Sang royal

Pierre Danvoye
Pierre Danvoye Pierre Danvoye est journaliste pour Sport/Foot Magazine.

Après deux années malheureuses en France, l’ancienne flèche de Lokeren veut se relancer chez les Zèbres.

On n’a pas oublié les dribbles, les explosions de joie et le look tout à fait particulier d’Adekanmi Olufade. Entre décembre 2000 et mai 2001, il fit merveille à Lokeren : 13 matches joués, sept buts et trois assists. Ensuite, on avait un peu perdu sa trace. Il fut vendu à Lille pour un pactole mais y fut rarement aligné. Et, la saison dernière, c’est à Nice qu’il poursuivit sa traversée du désert.

Aujourd’hui, le Togolais veut prendre un nouveau départ. Prêté par Lille à Charleroi pour un an, il a soif de revanche. Un seul de ses compatriotes a déjà porté le maillot du Sporting : Atty Affo, qui fut Zèbre entre 1988 et 1995.
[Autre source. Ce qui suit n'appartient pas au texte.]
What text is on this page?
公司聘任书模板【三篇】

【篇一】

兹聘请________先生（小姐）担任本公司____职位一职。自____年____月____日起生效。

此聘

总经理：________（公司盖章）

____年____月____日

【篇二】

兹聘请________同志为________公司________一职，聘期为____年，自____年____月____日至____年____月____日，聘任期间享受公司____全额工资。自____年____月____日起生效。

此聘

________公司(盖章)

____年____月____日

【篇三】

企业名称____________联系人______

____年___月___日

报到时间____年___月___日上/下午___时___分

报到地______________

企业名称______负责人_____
Adekanmi Olufade : Affo s’est installé définitivement dans la région de Charleroi et je suis souvent en contact avec lui. Il a été mon premier point de repère quand je suis arrivé. Je me souviens très bien de ses années de joueur : il était une vraie star au Togo quand il jouait ici.

Quelle est l’origine de votre prénom ?

Il a une connotation royale. Mon grand-père a acheté, il y a bien longtemps, la maison où avait vécu le roi du village, au Togo. C’est là que j’ai grandi, entouré de mon père, de ses trois femmes et des 18 enfants qu’il a eus avec elles… Dans la famille, tous les prénoms font référence à ce roi.

Pourrez-vous être efficace aussi rapidement avec Charleroi qu’avec Lokeren autrefois ? Là-bas, vous n’aviez eu besoin que de quelques jours pour être complètement intégré.

J’y avais retrouvé des joueurs que j’avais eus comme coéquipiers en Côte-d’Ivoire : Coulibali et Youla. Ils avaient facilité mon intégration. J’avais aussi eu la chance de trouver, à Lokeren, une ambiance extraordinaire. Et j’avais tout fait pour être directement dans le coup. Pourquoi autant d’Africains échouent-ils en Europe ? Parce qu’ils ne recherchent pas le contact avec leurs nouveaux coéquipiers. Ils se mettent dans un coin et attendent qu’on vienne vers eux. Ce n’est pas la bonne tactique parce que, le plus souvent, on les laisse là où ils sont. Moi, je suis immédiatement allé vers les autres et j’ai mis de l’ambiance dans le groupe. D’ailleurs, tout le monde, à Lokeren, était comme ça. Les Islandais étaient un peu plus froids au départ, mais ils se sont laissé entraîner dans la tourmente, ils se sont pris au jeu. Tout le monde taquinait tout le monde, presque chaque joueur avait un surnom. Il y avait le Président : Zéré. Le Premier Ministre : Bangoura. Et les Opposants… Finalement, c’était fort politique, comme atmosphère (il se marre).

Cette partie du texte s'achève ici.